As much as I’ve tried to talk my father into rehab, he’s afraid of what would happen to his career if he went and it were to become public knowledge. Right now, his addiction is just bad enough that it’s destroying his personal life. However, it’s almost to the point where it will destroy his professional life. It’s just a matter of time, because alcohol is beginning to play a large role and the incidents I’ve been rescuing him from this past year are becoming more and more frequent. And I know that addictions don’t just get better. They’re either actively fought or actively fed. And right now, he’s not doing a goddamn thing to fight his.
I open the lid and pour his pills into my palm and begin to count them.
“Owen?” my father mutters. He raises himself to a seated position. He’s carefully eyeing the pills in my hand, more focused on what I’m going to do to them than he is on the fact that I’ve been released early.
I set the pills beside me on the coffee table. I clasp my hands together between my knees and smile at my father.
“I met a girl recently.”
My father’s expression says it all. He’s completely confused.
“Her name is Auburn.” I stand up and walk to the mantel on the fireplace. I look at the last family photo we ever took. It was more than a year before the accident, and I hate that this is the last memory I have of what they look like. I want a more recent memory of them in my mind, but memories fade a lot faster than photographs.
“That’s good, Owen,” my father mutters. “But it’s after midnight. Couldn’t you have told me tomorrow?”

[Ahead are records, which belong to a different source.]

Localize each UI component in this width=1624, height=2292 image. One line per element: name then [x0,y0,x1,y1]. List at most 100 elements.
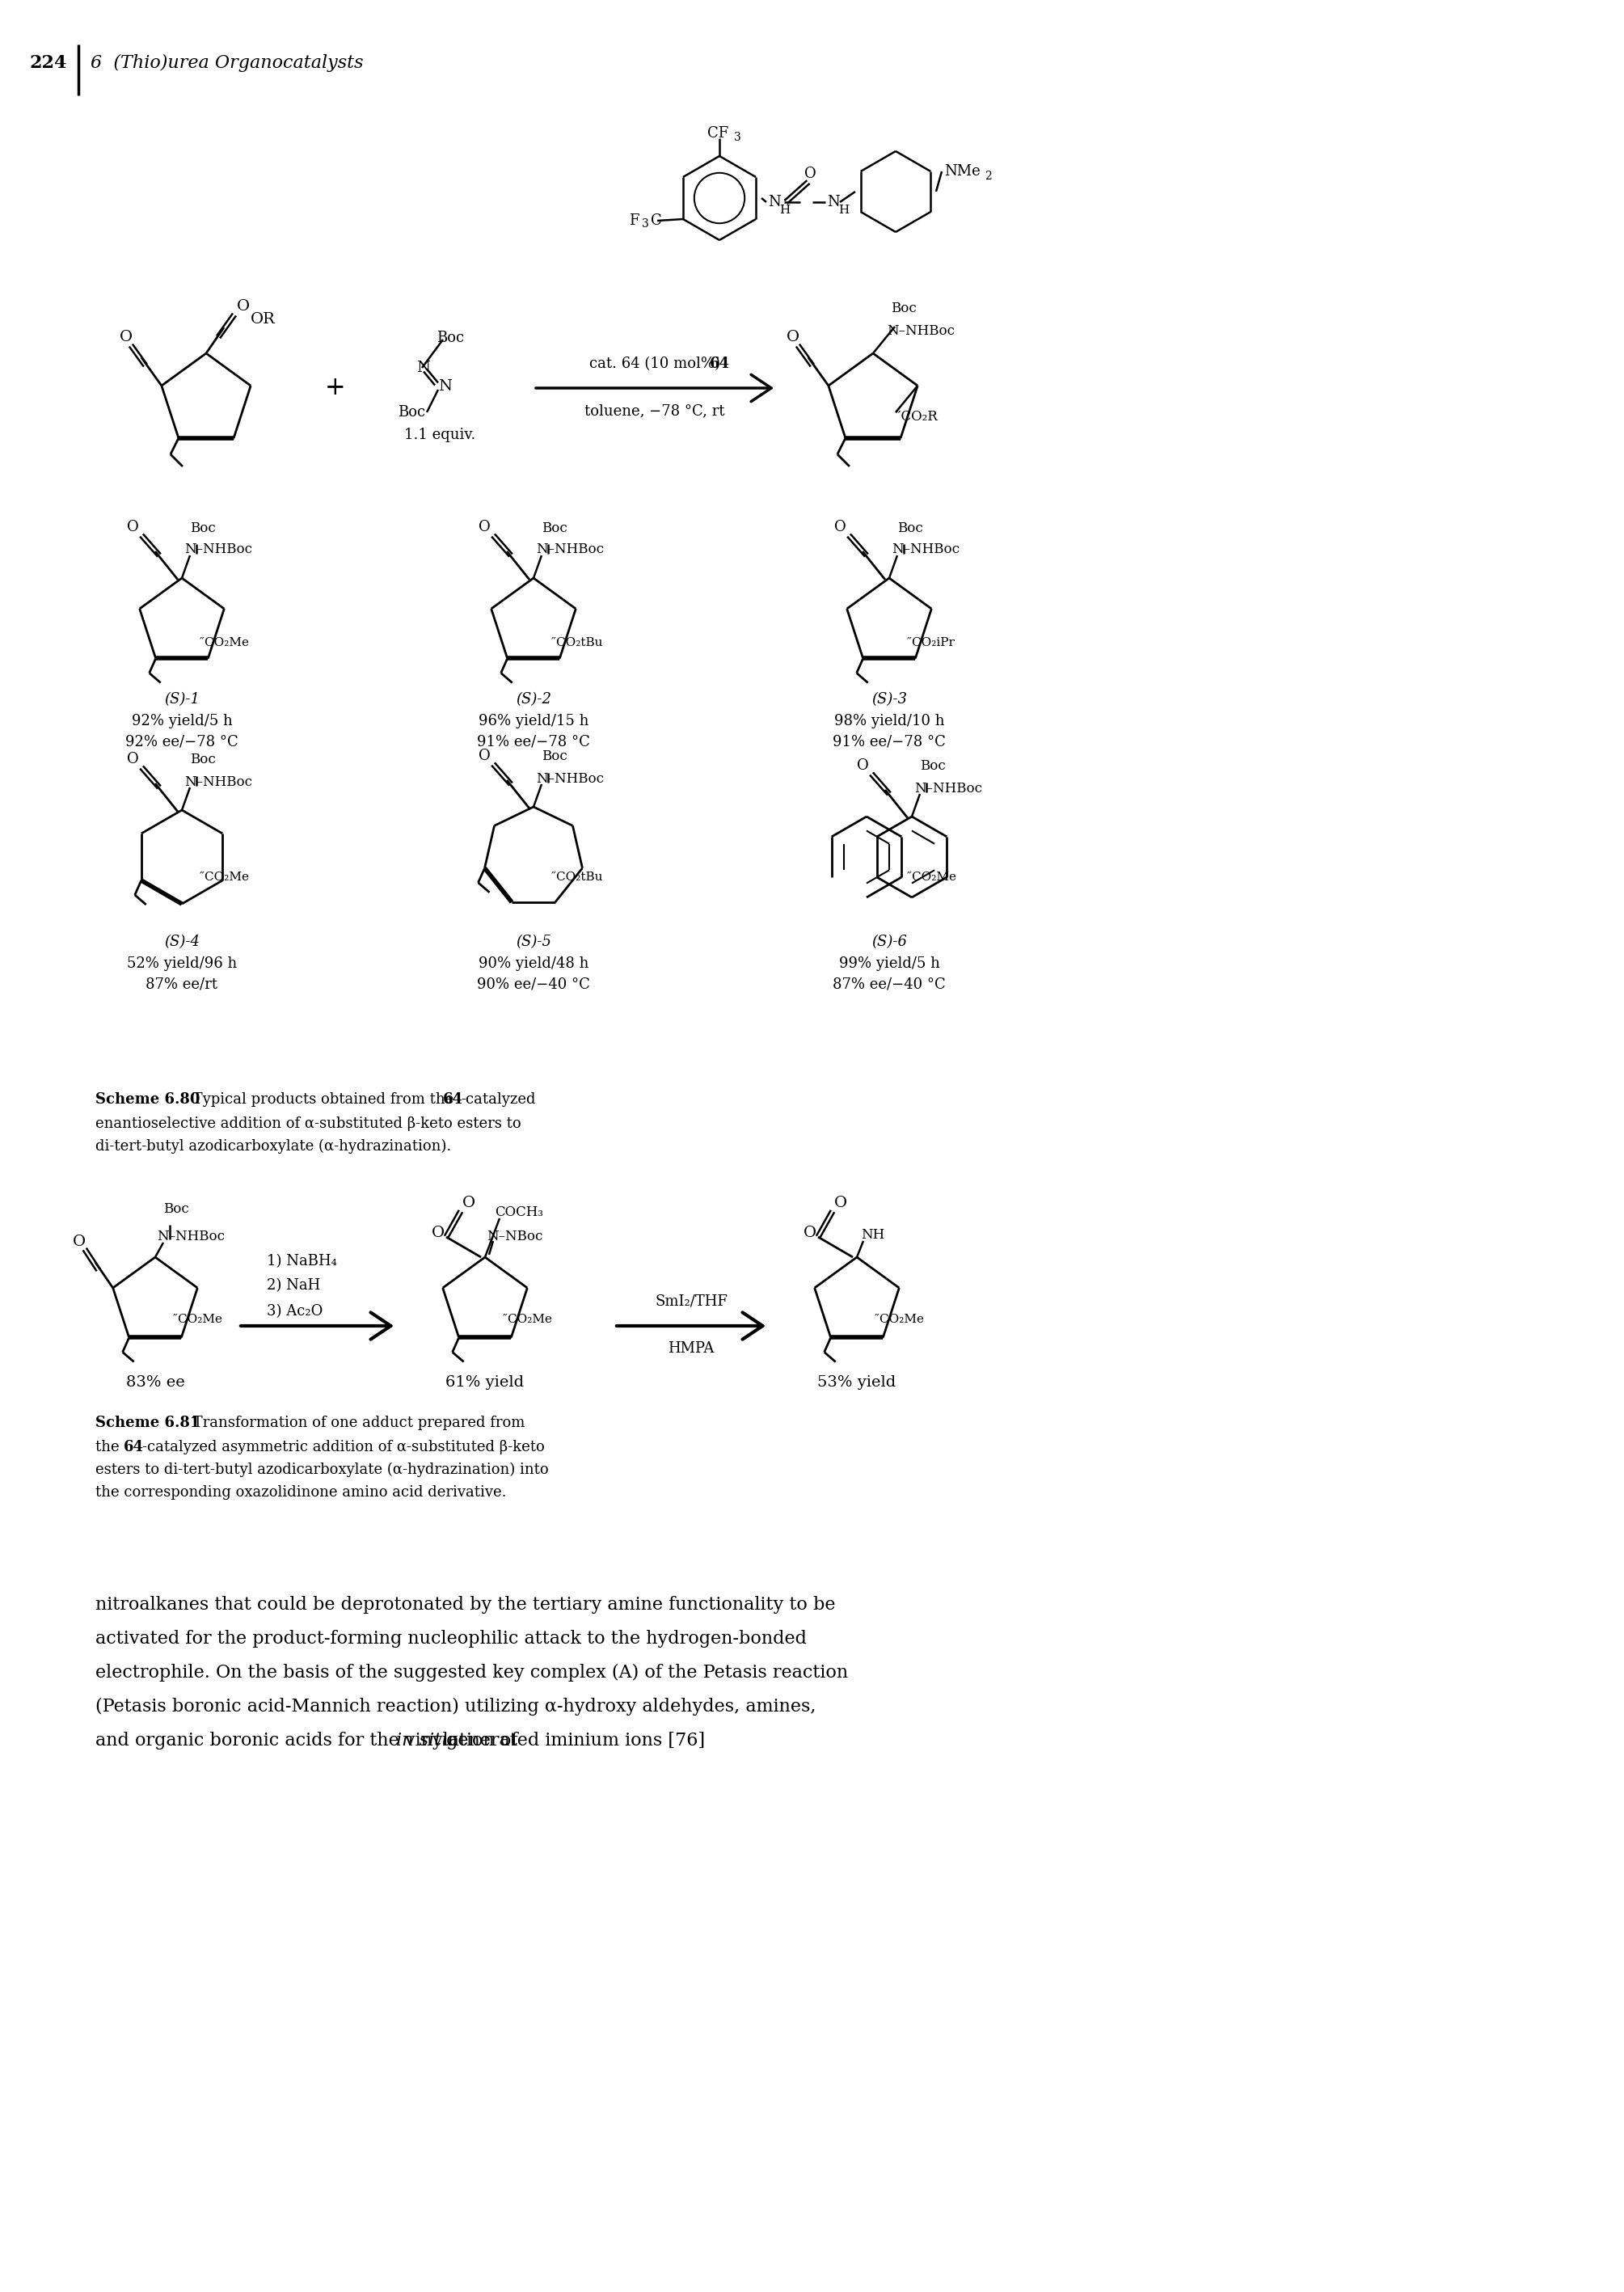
Text: 52% yield/96 h: 52% yield/96 h [127,956,237,972]
Text: Boc: Boc [398,406,425,419]
Text: O: O [237,300,250,314]
Text: N–NHBoc: N–NHBoc [887,325,955,339]
Text: Boc: Boc [541,749,567,763]
Text: N: N [416,360,430,376]
Text: -catalyzed asymmetric addition of α-substituted β-keto: -catalyzed asymmetric addition of α-subs… [143,1439,544,1455]
Text: 83% ee: 83% ee [125,1375,185,1389]
Text: in situ: in situ [396,1733,453,1749]
Text: 2) NaH: 2) NaH [266,1279,320,1293]
Text: -catalyzed: -catalyzed [461,1093,536,1107]
Text: 64: 64 [123,1439,145,1455]
Text: 87% ee/rt: 87% ee/rt [146,976,218,992]
Text: N–NHBoc: N–NHBoc [914,782,983,795]
Text: nitroalkanes that could be deprotonated by the tertiary amine functionality to b: nitroalkanes that could be deprotonated … [96,1595,835,1614]
Text: ′′CO₂R: ′′CO₂R [896,410,939,424]
Text: cat. 64 (10 mol%): cat. 64 (10 mol%) [590,358,721,371]
Text: N–NHBoc: N–NHBoc [536,772,604,786]
Text: N–NBoc: N–NBoc [487,1231,542,1245]
Text: 1.1 equiv.: 1.1 equiv. [404,429,476,442]
Text: O: O [432,1226,445,1240]
Text: H: H [838,204,849,215]
Text: ′′CO₂Me: ′′CO₂Me [174,1313,222,1325]
Text: O: O [857,759,869,772]
Text: 91% ee/−78 °C: 91% ee/−78 °C [477,736,590,749]
Text: O: O [479,520,490,534]
Text: 64: 64 [443,1093,463,1107]
Text: 91% ee/−78 °C: 91% ee/−78 °C [833,736,945,749]
Text: and organic boronic acids for the vinylation of: and organic boronic acids for the vinyla… [96,1733,523,1749]
Text: Boc: Boc [437,330,464,346]
Text: 53% yield: 53% yield [817,1375,896,1389]
Text: O: O [835,520,846,534]
Text: (S)-3: (S)-3 [872,692,906,706]
Text: ′′CO₂tBu: ′′CO₂tBu [551,871,604,882]
Text: 92% ee/−78 °C: 92% ee/−78 °C [125,736,239,749]
Text: +: + [325,376,346,401]
Text: CF: CF [708,126,729,140]
Text: Boc: Boc [164,1201,188,1215]
Text: O: O [835,1196,848,1210]
Text: O: O [127,520,138,534]
Text: N: N [438,378,451,394]
Text: electrophile. On the basis of the suggested key complex (A) of the Petasis react: electrophile. On the basis of the sugges… [96,1664,848,1682]
Text: Boc: Boc [190,754,216,768]
Text: the: the [96,1439,123,1455]
Text: N–NHBoc: N–NHBoc [536,543,604,557]
Text: activated for the product-forming nucleophilic attack to the hydrogen-bonded: activated for the product-forming nucleo… [96,1630,807,1648]
Text: N–NHBoc: N–NHBoc [184,775,252,788]
Text: NMe: NMe [944,165,981,179]
Text: O: O [120,330,133,344]
Text: C: C [651,213,663,227]
Text: ′′CO₂Me: ′′CO₂Me [906,871,957,882]
Text: N: N [768,195,781,209]
Text: O: O [463,1196,476,1210]
Text: HMPA: HMPA [667,1341,715,1357]
Text: Scheme 6.80: Scheme 6.80 [96,1093,200,1107]
Text: 6  (Thio)urea Organocatalysts: 6 (Thio)urea Organocatalysts [91,55,364,71]
Text: ′′CO₂Me: ′′CO₂Me [200,637,250,649]
Text: Boc: Boc [919,759,945,772]
Text: esters to di-tert-butyl azodicarboxylate (α-hydrazination) into: esters to di-tert-butyl azodicarboxylate… [96,1462,549,1476]
Text: Typical products obtained from the: Typical products obtained from the [188,1093,458,1107]
Text: 2: 2 [984,170,992,181]
Text: 90% ee/−40 °C: 90% ee/−40 °C [477,976,590,992]
Text: O: O [127,752,138,766]
Text: 87% ee/−40 °C: 87% ee/−40 °C [833,976,945,992]
Text: ′′CO₂Me: ′′CO₂Me [875,1313,924,1325]
Text: (Petasis boronic acid-Mannich reaction) utilizing α-hydroxy aldehydes, amines,: (Petasis boronic acid-Mannich reaction) … [96,1698,815,1717]
Text: generated iminium ions [76]: generated iminium ions [76] [440,1733,705,1749]
Text: 96% yield/15 h: 96% yield/15 h [479,713,588,729]
Text: 224: 224 [29,55,67,71]
Text: 1) NaBH₄: 1) NaBH₄ [266,1254,338,1267]
Text: O: O [804,167,817,181]
Text: 61% yield: 61% yield [445,1375,525,1389]
Text: NH: NH [861,1229,885,1242]
Text: Transformation of one adduct prepared from: Transformation of one adduct prepared fr… [188,1416,525,1430]
Text: (S)-4: (S)-4 [164,935,200,949]
Text: F: F [628,213,638,227]
Text: O: O [786,330,799,344]
Text: 64: 64 [710,358,729,371]
Text: the corresponding oxazolidinone amino acid derivative.: the corresponding oxazolidinone amino ac… [96,1485,507,1499]
Text: Boc: Boc [190,520,216,534]
Text: (S)-1: (S)-1 [164,692,200,706]
Text: 98% yield/10 h: 98% yield/10 h [835,713,945,729]
Text: ′′CO₂Me: ′′CO₂Me [200,871,250,882]
Text: O: O [479,749,490,763]
Text: H: H [780,204,789,215]
Text: 90% yield/48 h: 90% yield/48 h [479,956,588,972]
Text: ′′CO₂Me: ′′CO₂Me [503,1313,552,1325]
Text: 92% yield/5 h: 92% yield/5 h [132,713,232,729]
Text: Boc: Boc [541,520,567,534]
Text: enantioselective addition of α-substituted β-keto esters to: enantioselective addition of α-substitut… [96,1116,521,1130]
Text: ′′CO₂iPr: ′′CO₂iPr [906,637,955,649]
Text: 3: 3 [641,218,650,229]
Text: 3: 3 [734,131,741,142]
Text: Boc: Boc [892,303,916,316]
Text: (S)-2: (S)-2 [516,692,551,706]
Text: (S)-5: (S)-5 [516,935,551,949]
Text: Scheme 6.81: Scheme 6.81 [96,1416,200,1430]
Text: ′′CO₂tBu: ′′CO₂tBu [551,637,604,649]
Text: di-tert-butyl azodicarboxylate (α-hydrazination).: di-tert-butyl azodicarboxylate (α-hydraz… [96,1139,451,1153]
Text: N–NHBoc: N–NHBoc [158,1231,224,1245]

I return to where he’s seated, but I don’t sit this time. Instead, I stare down at him. Down at this man who was once my father.
“Do you believe in fate, Dad?”
He blinks.
“Up until I saw her, I didn’t. But she changed that the second she told me her name.” I chew on the inside of my cheek for a second before continuing. I want to give him time to absorb everything I’m saying. “She has the same middle name as me.”
He raises an eyebrow over his bloodshot eye. “Having the same middle name doesn’t necessarily make it fate, Owen. But I’m happy you’re happy.”
My father rubs his head, still confused as to why I’m here. I’m sure it’s not every night a son wakes his father up after midnight from a drug-induced sleep to rave about the girl he met.
“You want to know what the best part about her is?”
My father shrugs. I know he wants to tell me to f*ck off, but even he knows it’s in bad taste to tell someone to f*ck off after they just spent a month in jail for you.
“She has a son.”
This wakes him up a little more. He looks up at me. “Is it yours?”
I don’t answer that. If he were listening, he would have heard me say I only recently met her. Officially met her, anyway.
I take a seat in front of him. I stare him directly in the eye. “No. He’s not mine. But if he were, I guarantee you I’d never put him in the positions you’ve put me in the last few years.”
My father’s eyes fall to the floor. “Owen . . .,” he says. “I never asked you to—”
“You never asked me not to!” I yell. I’m standing again, staring down at him. I’ve never felt rage toward him like this. I don’t like it.